9 JULY 1977, Page 23

Vasty deep

Peter Ackroyd

If You Could See Me Now Peter Straub (Jonathan Cape E3.95)

Ghosts and spirits are now solely the property of realistic fiction; what else does it have, in its present ambiguous and volatile state, which is more substantial? Ghosts are, after all, merely displaced or disassociated 'characters' — and when a novel has nowhere to turn, it reverts to a generalised and more abstracted state. This can pose some problems of a comple kind for the writer, who must now yoke two apparently irreconciliable worlds together without violence or facetiousness. But, on the evidence presented, Peter Straub is aware of all the problems he has inherited. His central character is an American instructor in English literature, who has returned to his home town in order to write a dissertation on the novels of D.H. Lawrence. And when someone else starts behaving 'like a character in a parody of a Gothic novel', we know Straub's going to stay on his best behaviour.

If You Could See Me Now works rather

well. Its setting, a small farming community in the mid-West, is a great help. All Gothic novels must now streak against that particularly garish back-drop ('Didn't I think the Mid-West was where reality was thinnest, waiting for truth to erupt?' He didn't, but it does.), and specifically against those small immigrant communities which retain their indigenous customs while apparently adopting what is known as the American `way of life'. This sense of 'passing', of remaining an alien while being ostensibly American, is central to American culture. When McCarthy saw Communists in the most unlikely places, it changed from an obsession into a disease; and then it turned into melodrama: the most successful films of the 'Fifties, like They Came from Outer Space, exploited the theme of extraterrestrial life-forms assuming deceptively human guises — generally among simple American townsfolk.

In Peter Straub's novel, the alien is merely a rational East-Coast academic, Miles Teagarden, who is returning to the small town which no longer needs him or wants him back. Despite all the possibilities for cliché in a situation like this, possibilities which someone like Thomas Tryon or even Saul Bellow could use to the hilt, Peter Straub stays disarmingly distant from his material and handles it without any undue straining toward portentousness. Auntie Rinn is psychic and warns Miles of some unnamed evil which will pursue him;

there are a number of appalling sexmurders which take on all the appearance of ritual; and it emerges that Miles is returning on the twentieth anniversary of the death of his cousin, Alison, who had also promised to return, The title gives the rest away and, yes, I know we've seen the film already.
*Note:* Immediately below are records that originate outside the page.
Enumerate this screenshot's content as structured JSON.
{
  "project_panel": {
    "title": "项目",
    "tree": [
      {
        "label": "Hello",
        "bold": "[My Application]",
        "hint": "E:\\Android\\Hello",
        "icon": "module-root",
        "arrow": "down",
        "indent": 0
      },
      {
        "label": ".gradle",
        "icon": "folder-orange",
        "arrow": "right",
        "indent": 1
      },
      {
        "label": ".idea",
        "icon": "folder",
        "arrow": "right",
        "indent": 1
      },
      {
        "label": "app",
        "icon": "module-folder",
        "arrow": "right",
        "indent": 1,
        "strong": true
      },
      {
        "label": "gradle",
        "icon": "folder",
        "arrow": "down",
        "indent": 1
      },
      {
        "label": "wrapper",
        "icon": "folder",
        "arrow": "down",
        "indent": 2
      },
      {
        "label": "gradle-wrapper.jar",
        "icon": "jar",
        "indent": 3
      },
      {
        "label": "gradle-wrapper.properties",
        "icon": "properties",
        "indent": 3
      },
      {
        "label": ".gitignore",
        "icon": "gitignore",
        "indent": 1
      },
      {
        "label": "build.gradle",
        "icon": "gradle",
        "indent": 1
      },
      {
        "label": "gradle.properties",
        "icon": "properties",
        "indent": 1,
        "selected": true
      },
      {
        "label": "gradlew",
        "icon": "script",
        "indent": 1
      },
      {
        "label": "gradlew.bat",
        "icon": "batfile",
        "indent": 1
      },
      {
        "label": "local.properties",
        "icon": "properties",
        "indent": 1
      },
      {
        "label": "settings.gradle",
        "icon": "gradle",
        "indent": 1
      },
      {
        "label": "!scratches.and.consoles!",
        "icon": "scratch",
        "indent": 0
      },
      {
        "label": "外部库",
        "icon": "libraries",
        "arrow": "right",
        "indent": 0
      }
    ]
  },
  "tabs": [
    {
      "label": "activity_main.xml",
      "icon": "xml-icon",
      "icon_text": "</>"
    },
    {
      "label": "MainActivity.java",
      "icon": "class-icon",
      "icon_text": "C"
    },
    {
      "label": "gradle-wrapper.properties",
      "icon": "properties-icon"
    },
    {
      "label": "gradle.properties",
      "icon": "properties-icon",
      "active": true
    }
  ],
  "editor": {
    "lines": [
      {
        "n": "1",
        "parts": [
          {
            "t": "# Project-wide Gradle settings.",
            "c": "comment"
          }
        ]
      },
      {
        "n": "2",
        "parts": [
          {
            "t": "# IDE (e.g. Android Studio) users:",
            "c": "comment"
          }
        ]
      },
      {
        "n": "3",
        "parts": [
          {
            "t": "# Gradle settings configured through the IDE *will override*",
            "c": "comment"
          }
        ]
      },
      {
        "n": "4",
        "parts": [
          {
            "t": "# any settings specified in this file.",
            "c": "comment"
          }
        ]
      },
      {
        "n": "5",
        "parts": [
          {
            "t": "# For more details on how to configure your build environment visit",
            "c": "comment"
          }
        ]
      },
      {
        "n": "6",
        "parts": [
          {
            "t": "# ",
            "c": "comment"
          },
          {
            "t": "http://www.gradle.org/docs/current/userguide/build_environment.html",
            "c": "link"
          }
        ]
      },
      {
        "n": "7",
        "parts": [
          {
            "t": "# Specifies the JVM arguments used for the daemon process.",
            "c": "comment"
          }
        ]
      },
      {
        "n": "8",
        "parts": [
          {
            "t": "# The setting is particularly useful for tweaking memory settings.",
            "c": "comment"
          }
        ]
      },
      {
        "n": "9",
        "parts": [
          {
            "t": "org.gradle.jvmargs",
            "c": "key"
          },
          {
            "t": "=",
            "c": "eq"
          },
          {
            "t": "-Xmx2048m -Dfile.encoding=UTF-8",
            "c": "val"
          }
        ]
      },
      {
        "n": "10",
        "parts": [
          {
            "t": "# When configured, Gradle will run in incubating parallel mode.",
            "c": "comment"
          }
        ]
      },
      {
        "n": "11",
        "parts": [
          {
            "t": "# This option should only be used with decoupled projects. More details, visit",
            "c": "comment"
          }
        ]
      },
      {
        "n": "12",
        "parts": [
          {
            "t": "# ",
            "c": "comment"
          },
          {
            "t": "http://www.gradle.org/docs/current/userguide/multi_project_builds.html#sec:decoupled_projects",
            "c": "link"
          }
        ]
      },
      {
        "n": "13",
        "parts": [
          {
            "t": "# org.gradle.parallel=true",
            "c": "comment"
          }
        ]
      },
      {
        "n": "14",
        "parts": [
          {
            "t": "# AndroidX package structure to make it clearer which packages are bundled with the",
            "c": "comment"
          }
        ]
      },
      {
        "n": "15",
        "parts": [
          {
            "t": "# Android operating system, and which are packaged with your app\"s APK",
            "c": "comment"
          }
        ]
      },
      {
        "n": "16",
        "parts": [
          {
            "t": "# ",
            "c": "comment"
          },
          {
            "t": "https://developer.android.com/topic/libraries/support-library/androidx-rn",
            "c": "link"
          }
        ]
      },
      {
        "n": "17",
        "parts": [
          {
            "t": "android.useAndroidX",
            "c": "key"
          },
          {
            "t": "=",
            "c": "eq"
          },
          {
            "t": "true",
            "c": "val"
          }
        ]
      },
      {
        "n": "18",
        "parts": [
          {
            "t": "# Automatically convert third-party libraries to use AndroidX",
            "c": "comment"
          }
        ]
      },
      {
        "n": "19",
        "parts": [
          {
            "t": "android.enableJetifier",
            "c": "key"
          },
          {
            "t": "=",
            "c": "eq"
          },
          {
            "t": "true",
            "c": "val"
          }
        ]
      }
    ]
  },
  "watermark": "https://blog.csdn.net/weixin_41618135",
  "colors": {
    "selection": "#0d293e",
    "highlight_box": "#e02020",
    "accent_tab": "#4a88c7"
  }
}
Straightforward novelists are slowly realising that nothing is straightforward any more; and that the 'reality' which they have carefully assembled doesn't actually seem very real to anyone. In this book Peter Straub has to constantly nudge and hint that his narrative is not what it seems to be, that there are in fact several separate realities all at work in the same context, and that it would be wilfully blind to concentrate upon one at the expense of all the others. The book quite carefully evokes the real world of everyday folk, while at the same time intimating — through dreams, metaphors and analogies — the existence of a superior reality which can occasionally be understood. I am not for a moment suggesting that such realities will ever or have ever existed; after all, 'the supernatural' is as much a fictional device as 'everyday life'. It is just unusual to see them entwined quite so cunningly or so neatly.

It is, as I said, filmic. There was a time when film-makers were quite happy to adopt a number of novelistic devices as a way of constructing plots or stories; now everything is quite reversed. It is the novelists, and especially those who aspire to 'realism' in any of its forms, who are acquiring the mannerisms of film. If You Could See Me Now makes great play, for example, with contrasts of speech and silence, of crowd scenes and empty landscapes, and of the ways in which a written 'close-up' can be employed to suggest deep 'emotion.' Some of the book's scenes, in fact, can only be understood in visual terms:

Now I could see them all. Their cars filled the road . . . all facing the same way, three abreast in places where I could see only the tops of the farthest cars glinting light. From them rose wavy lines of heat.

But the resemblance must end somewhere. A novel which relies for its main effects on suspense and upon horror is at a considerable disadvantage because it doesn't have the immediate, consistent sensory presence which such effects require and which film provides. That is why the most shocking moments in this novel emerge as melodrama, and why the book's ending —when the dazed survivors drive away into freedom — seems somehow abrupt and inconclusive. The ending ties matters up perfectly well both imaginatively and thematically, but it isn't physically or emotionally satisfying. Reality is now something which, in cultural terms, can only be experienced in direct and sensory ways; the novel, this novel, any novel, cannot offer that. It has to be oblique, or rhetorical. Or, as in If You Could See Me it has to simply tell a story — that is, it eventually has to admit to being unrealistic.